The debts in this latest scandal are hospital bills - people (especially in emergencies) don't choose to end up in the hospital. They end up there, and then apparently at least in Minnesota, the debt vultures come looking for some flesh...
Private enterprise is always better than govt., right?
Only if you live in a binary world. The government performs many tasks more efficiently than private enterprise. Or at least could. Fire departments are an example. Their role is public safety independent of a profit motive.
If you're stupid enough to run up the bills, the people you cheated should have the right to collect them. Period!
It's not much different from sex; don't seek gratification until you have the responsibility to deal with the consequences.
If you are stupid enough to make loans to people who can't pay, you don't have the right to collect it from everyone else.
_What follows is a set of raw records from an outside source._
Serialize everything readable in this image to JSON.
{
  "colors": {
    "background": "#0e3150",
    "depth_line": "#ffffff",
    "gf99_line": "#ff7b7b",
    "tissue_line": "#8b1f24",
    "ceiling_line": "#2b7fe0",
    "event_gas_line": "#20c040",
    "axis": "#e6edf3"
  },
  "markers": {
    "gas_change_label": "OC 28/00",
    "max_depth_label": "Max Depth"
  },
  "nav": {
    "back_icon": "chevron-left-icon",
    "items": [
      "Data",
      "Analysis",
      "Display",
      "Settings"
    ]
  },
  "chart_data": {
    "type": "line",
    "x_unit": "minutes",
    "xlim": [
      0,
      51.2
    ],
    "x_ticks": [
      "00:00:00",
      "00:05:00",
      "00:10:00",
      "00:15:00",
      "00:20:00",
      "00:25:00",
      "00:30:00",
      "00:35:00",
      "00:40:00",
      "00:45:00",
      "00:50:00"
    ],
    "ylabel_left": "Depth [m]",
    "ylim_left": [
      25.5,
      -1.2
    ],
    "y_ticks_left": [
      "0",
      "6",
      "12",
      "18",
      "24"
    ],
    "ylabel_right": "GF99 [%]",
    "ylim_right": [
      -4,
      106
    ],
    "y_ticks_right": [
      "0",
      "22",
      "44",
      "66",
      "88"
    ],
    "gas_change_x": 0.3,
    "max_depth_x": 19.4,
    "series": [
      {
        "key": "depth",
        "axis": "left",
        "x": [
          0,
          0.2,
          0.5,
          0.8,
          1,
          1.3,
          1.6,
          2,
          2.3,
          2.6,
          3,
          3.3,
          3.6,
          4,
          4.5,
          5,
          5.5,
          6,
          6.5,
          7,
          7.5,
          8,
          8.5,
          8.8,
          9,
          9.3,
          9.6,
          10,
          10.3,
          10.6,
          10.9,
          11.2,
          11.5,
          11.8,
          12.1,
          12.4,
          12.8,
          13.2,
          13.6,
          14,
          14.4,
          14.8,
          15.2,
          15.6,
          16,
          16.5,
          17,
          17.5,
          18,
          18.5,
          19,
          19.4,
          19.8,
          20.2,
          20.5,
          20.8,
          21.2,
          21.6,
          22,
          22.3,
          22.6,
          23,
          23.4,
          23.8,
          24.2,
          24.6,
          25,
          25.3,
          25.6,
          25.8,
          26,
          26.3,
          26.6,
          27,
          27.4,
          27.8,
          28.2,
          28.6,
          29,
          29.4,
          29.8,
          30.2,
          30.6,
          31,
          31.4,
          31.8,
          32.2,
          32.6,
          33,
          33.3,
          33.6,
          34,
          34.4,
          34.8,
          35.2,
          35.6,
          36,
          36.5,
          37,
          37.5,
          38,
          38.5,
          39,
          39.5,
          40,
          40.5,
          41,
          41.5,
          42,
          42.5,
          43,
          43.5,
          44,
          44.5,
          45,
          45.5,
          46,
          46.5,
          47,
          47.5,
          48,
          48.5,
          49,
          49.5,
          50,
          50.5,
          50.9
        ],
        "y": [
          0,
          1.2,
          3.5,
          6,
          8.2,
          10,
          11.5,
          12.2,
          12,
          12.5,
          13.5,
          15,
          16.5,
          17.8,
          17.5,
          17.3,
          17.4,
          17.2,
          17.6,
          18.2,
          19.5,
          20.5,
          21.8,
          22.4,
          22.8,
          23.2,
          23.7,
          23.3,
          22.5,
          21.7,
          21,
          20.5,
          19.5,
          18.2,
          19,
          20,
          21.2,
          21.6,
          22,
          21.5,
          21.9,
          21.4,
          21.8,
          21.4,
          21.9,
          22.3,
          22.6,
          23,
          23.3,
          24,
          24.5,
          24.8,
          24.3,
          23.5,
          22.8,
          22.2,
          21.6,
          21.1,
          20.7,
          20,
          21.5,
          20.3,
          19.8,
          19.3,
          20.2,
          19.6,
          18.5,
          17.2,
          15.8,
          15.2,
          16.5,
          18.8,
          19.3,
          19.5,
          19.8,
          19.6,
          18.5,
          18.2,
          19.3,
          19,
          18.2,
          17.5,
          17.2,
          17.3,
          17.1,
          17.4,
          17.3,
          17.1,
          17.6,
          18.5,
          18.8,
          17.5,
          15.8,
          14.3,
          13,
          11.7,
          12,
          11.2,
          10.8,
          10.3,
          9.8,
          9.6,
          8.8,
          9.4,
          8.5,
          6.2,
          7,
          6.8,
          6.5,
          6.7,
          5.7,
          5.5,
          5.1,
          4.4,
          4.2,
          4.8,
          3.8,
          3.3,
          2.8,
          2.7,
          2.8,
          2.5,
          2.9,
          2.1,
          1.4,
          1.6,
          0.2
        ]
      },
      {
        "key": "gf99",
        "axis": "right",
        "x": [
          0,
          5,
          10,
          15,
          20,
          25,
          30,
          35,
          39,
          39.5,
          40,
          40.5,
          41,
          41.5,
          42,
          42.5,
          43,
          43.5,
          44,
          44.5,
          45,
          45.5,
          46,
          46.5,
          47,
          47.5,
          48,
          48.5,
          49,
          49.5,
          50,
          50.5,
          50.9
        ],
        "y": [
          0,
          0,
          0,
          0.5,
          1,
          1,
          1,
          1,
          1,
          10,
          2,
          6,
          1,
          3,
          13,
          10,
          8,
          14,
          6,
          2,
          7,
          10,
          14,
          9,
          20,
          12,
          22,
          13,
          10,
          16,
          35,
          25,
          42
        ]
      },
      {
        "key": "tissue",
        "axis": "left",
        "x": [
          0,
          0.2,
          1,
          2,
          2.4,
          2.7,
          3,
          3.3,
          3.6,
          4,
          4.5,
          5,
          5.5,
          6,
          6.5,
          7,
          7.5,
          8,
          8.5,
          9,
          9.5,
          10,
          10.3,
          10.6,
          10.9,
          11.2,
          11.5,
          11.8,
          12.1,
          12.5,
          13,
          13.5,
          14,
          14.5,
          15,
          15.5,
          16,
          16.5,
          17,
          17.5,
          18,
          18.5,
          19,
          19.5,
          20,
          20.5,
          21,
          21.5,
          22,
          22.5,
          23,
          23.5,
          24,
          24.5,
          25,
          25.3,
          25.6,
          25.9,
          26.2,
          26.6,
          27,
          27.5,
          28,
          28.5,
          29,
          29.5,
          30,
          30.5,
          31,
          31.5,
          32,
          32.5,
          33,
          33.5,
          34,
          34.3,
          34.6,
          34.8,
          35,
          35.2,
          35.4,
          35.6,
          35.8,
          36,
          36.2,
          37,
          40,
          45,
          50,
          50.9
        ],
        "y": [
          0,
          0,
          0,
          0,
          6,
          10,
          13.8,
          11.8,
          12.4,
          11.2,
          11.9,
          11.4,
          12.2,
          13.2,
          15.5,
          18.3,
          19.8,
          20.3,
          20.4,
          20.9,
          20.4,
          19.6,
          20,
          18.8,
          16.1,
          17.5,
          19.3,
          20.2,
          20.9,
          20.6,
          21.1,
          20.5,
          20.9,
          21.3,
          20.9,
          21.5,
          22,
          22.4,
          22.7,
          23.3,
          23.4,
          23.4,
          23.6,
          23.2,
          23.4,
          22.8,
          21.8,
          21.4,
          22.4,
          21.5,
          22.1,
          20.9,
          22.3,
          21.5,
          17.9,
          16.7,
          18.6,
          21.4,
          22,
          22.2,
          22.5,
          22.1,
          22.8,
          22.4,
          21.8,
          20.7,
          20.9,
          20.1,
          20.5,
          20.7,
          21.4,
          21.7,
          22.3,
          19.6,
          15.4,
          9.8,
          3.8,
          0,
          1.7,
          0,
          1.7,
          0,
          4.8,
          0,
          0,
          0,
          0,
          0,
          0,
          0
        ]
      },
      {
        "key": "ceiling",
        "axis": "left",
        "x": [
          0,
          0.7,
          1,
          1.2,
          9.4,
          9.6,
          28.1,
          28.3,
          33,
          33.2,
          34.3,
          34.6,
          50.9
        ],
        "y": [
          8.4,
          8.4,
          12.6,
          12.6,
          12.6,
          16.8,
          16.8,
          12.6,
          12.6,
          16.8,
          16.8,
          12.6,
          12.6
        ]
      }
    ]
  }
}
Period! Missed that little part didn't ya?
The debts in this latest scandal are hospital bills - people (especially in emergencies) don't choose to end up in the hospital. They end up there, and then apparently at least in Minnesota, the debt vultures come looking for some flesh...
With a little sensible reform, we ought to be able to differentiate between financial obligatiions which are not incurred at the voluntary behest of the debtor (hospital bills being the prime example) and the vast majority of non-mortgage debt which has been run up by a mostly-young, very-impressionable group of people -- caught up in our consumerist society because it's all they've ever known.
The medical-bill debt problem itself can be traced to a change in the marketing of health insurance about 25 years ago, when new entrants in the field de-emphasized the "major medical" coverage that protected mature employees in the event of catastrophic illness, in favor of "no hassle" plans aimed at the twerps at the bottom of the heap who never plan more than a week ahead. No claim forms to fill out on your own time and a small or nonexistant deductible for accident or pregnancy, but twenty years down the road, when you have serious problems, you'll be in for a nasty suprise.
That "left-handed competition" eventually made traditional Blue Cross / Blue Shield harder to sustain; the problem began in the small-shop heartland of Ohio and Michigan, and spread outward from there. But it was hatched by the schlockmeisters of Madison Avenue, not Wall Street.
Sure. It was buried in the fine print of their corporate charter. Only rich, white, male republicans could own their stock.
:grin:
And the real problem in this nation is that there are millions of simplistic people who would swallow that distortion whole ... because it's the easy way out.
When the bill comes due, you'll gust grin like the Robespierre-wannabe you are, and point your finger somewhere else.
The debts in this latest scandal are hospital bills - people (especially in emergencies) don't choose to end up in the hospital. They end up there, and then apparently at least in Minnesota, the debt vultures come looking for some flesh...
Yep. But god bless the "compassionat conservatives" here who act like they will never need major surgery or have to "rack up irresponsible debt" to keep a child or elderly parent alive.
Private enterprise is always better than govt., right?
Long term, yes. That's why reputation is important.